There’s nothing like coming in from the cold to a warm bowl of soup! For me this is especially true if the steaming broth belongs to bowl of hot and sour soup – one balanced with heat and tang and chock-full of wood ear mushrooms!
I was away from Bernheim when we received a lovely light layer of snow on Sunday. However, the Bent Twig Trail rewarded me during a hike on Saturday with a small colony of wood ear fungi– most likely Auricularia auricular, growing on a fallen branch. Often called jelly fungi, this particular species usually appears in the moist winter woods of Bernheim. A closely related species, Auricularia polytricha, is like the one often used in the Chinese version of hot and sour soup sold in local restaurants. These fungi are collected and sold dried and shriveled, but are easily reconstituted to resume their distinctive soft, yet somewhat crisp texture. Although they have virtually no taste, it’s their texture that I find desirable in the soups. My research indicates that these local ear fungi are edible, although I have not yet tried them. Before eating any wild mushroom conduct your own research, or join a mycology group on a mushroom foray. We occasionally offer such programs at Bernheim. Mushrooms are a complicated group – many poisonous and non-poisonous mushrooms look alike, so hiking with a mushroom expert is the best way to be safe when you intend to eat them.
The genus name Auricularia has its roots in the same words for ear. Occasionally I encounter witches butter, a similar jelly like fungi that is yellow or orange in color. It is usually listed in the genus Tremella.

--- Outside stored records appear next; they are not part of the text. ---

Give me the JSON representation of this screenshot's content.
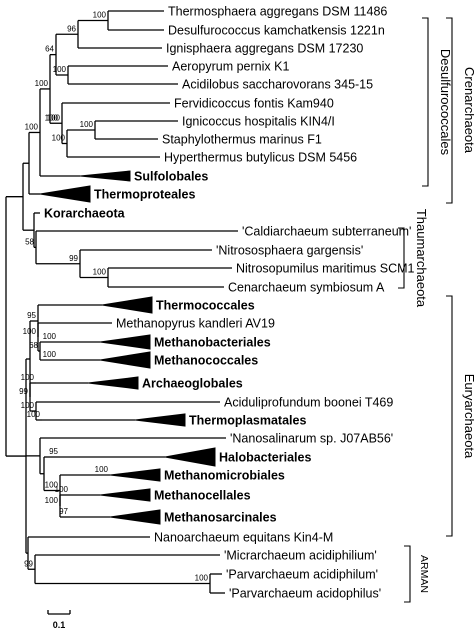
{
  "taxa": [
    {
      "label": "Thermosphaera aggregans DSM 11486",
      "bold": false
    },
    {
      "label": "Desulfurococcus kamchatkensis 1221n",
      "bold": false
    },
    {
      "label": "Ignisphaera aggregans DSM 17230",
      "bold": false
    },
    {
      "label": "Aeropyrum pernix K1",
      "bold": false
    },
    {
      "label": "Acidilobus saccharovorans 345-15",
      "bold": false
    },
    {
      "label": "Fervidicoccus fontis Kam940",
      "bold": false
    },
    {
      "label": "Ignicoccus hospitalis KIN4/I",
      "bold": false
    },
    {
      "label": "Staphylothermus marinus F1",
      "bold": false
    },
    {
      "label": "Hyperthermus butylicus DSM 5456",
      "bold": false
    },
    {
      "label": "Sulfolobales",
      "bold": true
    },
    {
      "label": "Thermoproteales",
      "bold": true
    },
    {
      "label": "Korarchaeota",
      "bold": true
    },
    {
      "label": "'Caldiarchaeum subterraneum'",
      "bold": false
    },
    {
      "label": "'Nitrososphaera gargensis'",
      "bold": false
    },
    {
      "label": "Nitrosopumilus maritimus SCM1",
      "bold": false
    },
    {
      "label": "Cenarchaeum symbiosum A",
      "bold": false
    },
    {
      "label": "Thermococcales",
      "bold": true
    },
    {
      "label": "Methanopyrus kandleri AV19",
      "bold": false
    },
    {
      "label": "Methanobacteriales",
      "bold": true
    },
    {
      "label": "Methanococcales",
      "bold": true
    },
    {
      "label": "Archaeoglobales",
      "bold": true
    },
    {
      "label": "Aciduliprofundum boonei T469",
      "bold": false
    },
    {
      "label": "Thermoplasmatales",
      "bold": true
    },
    {
      "label": "'Nanosalinarum sp. J07AB56'",
      "bold": false
    },
    {
      "label": "Halobacteriales",
      "bold": true
    },
    {
      "label": "Methanomicrobiales",
      "bold": true
    },
    {
      "label": "Methanocellales",
      "bold": true
    },
    {
      "label": "Methanosarcinales",
      "bold": true
    },
    {
      "label": "Nanoarchaeum equitans Kin4-M",
      "bold": false
    },
    {
      "label": "'Micrarchaeum acidiphilium'",
      "bold": false
    },
    {
      "label": "'Parvarchaeum acidiphilum'",
      "bold": false
    },
    {
      "label": "'Parvarchaeum acidophilus'",
      "bold": false
    }
  ],
  "bootstrap_values": [
    "100",
    "96",
    "100",
    "64",
    "100",
    "100",
    "100",
    "100",
    "100",
    "100",
    "58",
    "99",
    "100",
    "95",
    "100",
    "100",
    "100",
    "68",
    "99",
    "100",
    "100",
    "100",
    "95",
    "100",
    "100",
    "97",
    "100",
    "100",
    "99",
    "100"
  ],
  "groups": {
    "crenarchaeota": "Crenarchaeota",
    "desulfurococcales": "Desulfurococcales",
    "thaumarchaeota": "Thaumarchaeota",
    "euryarchaeota": "Euryarchaeota",
    "arman": "ARMAN"
  },
  "scale_bar": {
    "label": "0.1"
  }
}
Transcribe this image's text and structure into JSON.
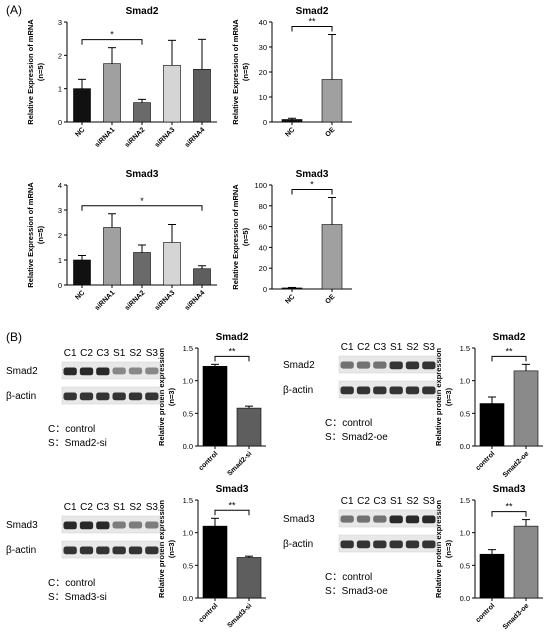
{
  "panel_labels": {
    "a": "(A)",
    "b": "(B)"
  },
  "blots": [
    {
      "lanes": [
        "C1",
        "C2",
        "C3",
        "S1",
        "S2",
        "S3"
      ],
      "rows": [
        {
          "label": "Smad2",
          "intensity": [
            0.9,
            0.9,
            0.9,
            0.45,
            0.45,
            0.45
          ]
        },
        {
          "label": "β-actin",
          "intensity": [
            0.85,
            0.85,
            0.85,
            0.85,
            0.85,
            0.85
          ]
        }
      ],
      "legend": [
        "C：control",
        "S：Smad2-si"
      ]
    },
    {
      "lanes": [
        "C1",
        "C2",
        "C3",
        "S1",
        "S2",
        "S3"
      ],
      "rows": [
        {
          "label": "Smad2",
          "intensity": [
            0.55,
            0.55,
            0.55,
            0.85,
            0.85,
            0.85
          ]
        },
        {
          "label": "β-actin",
          "intensity": [
            0.85,
            0.85,
            0.85,
            0.85,
            0.85,
            0.85
          ]
        }
      ],
      "legend": [
        "C：control",
        "S：Smad2-oe"
      ]
    },
    {
      "lanes": [
        "C1",
        "C2",
        "C3",
        "S1",
        "S2",
        "S3"
      ],
      "rows": [
        {
          "label": "Smad3",
          "intensity": [
            0.9,
            0.9,
            0.9,
            0.5,
            0.5,
            0.5
          ]
        },
        {
          "label": "β-actin",
          "intensity": [
            0.85,
            0.85,
            0.85,
            0.85,
            0.85,
            0.85
          ]
        }
      ],
      "legend": [
        "C：control",
        "S：Smad3-si"
      ]
    },
    {
      "lanes": [
        "C1",
        "C2",
        "C3",
        "S1",
        "S2",
        "S3"
      ],
      "rows": [
        {
          "label": "Smad3",
          "intensity": [
            0.55,
            0.55,
            0.55,
            0.9,
            0.9,
            0.9
          ]
        },
        {
          "label": "β-actin",
          "intensity": [
            0.85,
            0.85,
            0.85,
            0.85,
            0.85,
            0.85
          ]
        }
      ],
      "legend": [
        "C：control",
        "S：Smad3-oe"
      ]
    }
  ],
  "chart_data": [
    {
      "id": "a1",
      "type": "bar",
      "title": "Smad2",
      "ylabel": [
        "Relative Expression of mRNA",
        "(n=5)"
      ],
      "categories": [
        "NC",
        "siRNA1",
        "siRNA2",
        "siRNA3",
        "siRNA4"
      ],
      "values": [
        1.0,
        1.75,
        0.58,
        1.7,
        1.58
      ],
      "errors": [
        0.28,
        0.48,
        0.1,
        0.75,
        0.9
      ],
      "colors": [
        "#111111",
        "#a0a0a0",
        "#6a6a6a",
        "#d5d5d5",
        "#5e5e5e"
      ],
      "ylim": [
        0,
        3
      ],
      "yticks": [
        0,
        1,
        2,
        3
      ],
      "ytick_labels": [
        "0",
        "1",
        "2",
        "3"
      ],
      "significance": [
        {
          "from": 0,
          "to": 2,
          "label": "*"
        }
      ]
    },
    {
      "id": "a2",
      "type": "bar",
      "title": "Smad2",
      "ylabel": [
        "Relative Expression of mRNA",
        "(n=5)"
      ],
      "categories": [
        "NC",
        "OE"
      ],
      "values": [
        1.0,
        17.0
      ],
      "errors": [
        0.5,
        18.0
      ],
      "colors": [
        "#111111",
        "#a0a0a0"
      ],
      "ylim": [
        0,
        40
      ],
      "yticks": [
        0,
        10,
        20,
        30,
        40
      ],
      "ytick_labels": [
        "0",
        "10",
        "20",
        "30",
        "40"
      ],
      "significance": [
        {
          "from": 0,
          "to": 1,
          "label": "**"
        }
      ]
    },
    {
      "id": "a3",
      "type": "bar",
      "title": "Smad3",
      "ylabel": [
        "Relative Expression of mRNA",
        "(n=5)"
      ],
      "categories": [
        "NC",
        "siRNA1",
        "siRNA2",
        "siRNA3",
        "siRNA4"
      ],
      "values": [
        1.0,
        2.3,
        1.3,
        1.7,
        0.65
      ],
      "errors": [
        0.18,
        0.55,
        0.3,
        0.72,
        0.12
      ],
      "colors": [
        "#111111",
        "#a0a0a0",
        "#6a6a6a",
        "#d5d5d5",
        "#5e5e5e"
      ],
      "ylim": [
        0,
        4
      ],
      "yticks": [
        0,
        1,
        2,
        3,
        4
      ],
      "ytick_labels": [
        "0",
        "1",
        "2",
        "3",
        "4"
      ],
      "significance": [
        {
          "from": 0,
          "to": 4,
          "label": "*"
        }
      ]
    },
    {
      "id": "a4",
      "type": "bar",
      "title": "Smad3",
      "ylabel": [
        "Relative Expression of mRNA",
        "(n=5)"
      ],
      "categories": [
        "NC",
        "OE"
      ],
      "values": [
        1.0,
        62.0
      ],
      "errors": [
        0.5,
        26.0
      ],
      "colors": [
        "#111111",
        "#a0a0a0"
      ],
      "ylim": [
        0,
        100
      ],
      "yticks": [
        0,
        20,
        40,
        60,
        80,
        100
      ],
      "ytick_labels": [
        "0",
        "20",
        "40",
        "60",
        "80",
        "100"
      ],
      "significance": [
        {
          "from": 0,
          "to": 1,
          "label": "*"
        }
      ]
    },
    {
      "id": "b1",
      "type": "bar",
      "title": "Smad2",
      "ylabel": [
        "Relative protein expression",
        "(n=3)"
      ],
      "categories": [
        "control",
        "Smad2-si"
      ],
      "values": [
        1.22,
        0.58
      ],
      "errors": [
        0.03,
        0.03
      ],
      "colors": [
        "#000000",
        "#5e5e5e"
      ],
      "ylim": [
        0,
        1.5
      ],
      "yticks": [
        0,
        0.5,
        1.0,
        1.5
      ],
      "ytick_labels": [
        "0.0",
        "0.5",
        "1.0",
        "1.5"
      ],
      "significance": [
        {
          "from": 0,
          "to": 1,
          "label": "**"
        }
      ]
    },
    {
      "id": "b2",
      "type": "bar",
      "title": "Smad2",
      "ylabel": [
        "Relative protein expression",
        "(n=3)"
      ],
      "categories": [
        "control",
        "Smad2-oe"
      ],
      "values": [
        0.65,
        1.15
      ],
      "errors": [
        0.1,
        0.1
      ],
      "colors": [
        "#000000",
        "#8a8a8a"
      ],
      "ylim": [
        0,
        1.5
      ],
      "yticks": [
        0,
        0.5,
        1.0,
        1.5
      ],
      "ytick_labels": [
        "0.0",
        "0.5",
        "1.0",
        "1.5"
      ],
      "significance": [
        {
          "from": 0,
          "to": 1,
          "label": "**"
        }
      ]
    },
    {
      "id": "b3",
      "type": "bar",
      "title": "Smad3",
      "ylabel": [
        "Relative protein expression",
        "(n=3)"
      ],
      "categories": [
        "control",
        "Smad3-si"
      ],
      "values": [
        1.1,
        0.62
      ],
      "errors": [
        0.12,
        0.02
      ],
      "colors": [
        "#000000",
        "#5e5e5e"
      ],
      "ylim": [
        0,
        1.5
      ],
      "yticks": [
        0,
        0.5,
        1.0,
        1.5
      ],
      "ytick_labels": [
        "0.0",
        "0.5",
        "1.0",
        "1.5"
      ],
      "significance": [
        {
          "from": 0,
          "to": 1,
          "label": "**"
        }
      ]
    },
    {
      "id": "b4",
      "type": "bar",
      "title": "Smad3",
      "ylabel": [
        "Relative protein expression",
        "(n=3)"
      ],
      "categories": [
        "control",
        "Smad3-oe"
      ],
      "values": [
        0.67,
        1.1
      ],
      "errors": [
        0.07,
        0.1
      ],
      "colors": [
        "#000000",
        "#8a8a8a"
      ],
      "ylim": [
        0,
        1.5
      ],
      "yticks": [
        0,
        0.5,
        1.0,
        1.5
      ],
      "ytick_labels": [
        "0.0",
        "0.5",
        "1.0",
        "1.5"
      ],
      "significance": [
        {
          "from": 0,
          "to": 1,
          "label": "**"
        }
      ]
    }
  ]
}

Mushrooms are woven in the ecological community in ways that we are only beginning to understand and appreciate. In the case of fungi, the part we see – the fruiting body – is a tiny portion of the whole. Fungi consist mostly of hidden thread-like structures known as mycelium or hypha. The network of mycelium and specialized bacteria form symbolic complex relationships know as mycorrhizal associations. Not only do they help decompose leaf litter, decay wood, and even feed small organisms, but the most fascinating to me is the role that mycorrhizal associations play in nutrient assimilation and distribution from one part of the forest to another. Mushrooms seem to have a lot to say to us, if we are willing to listen.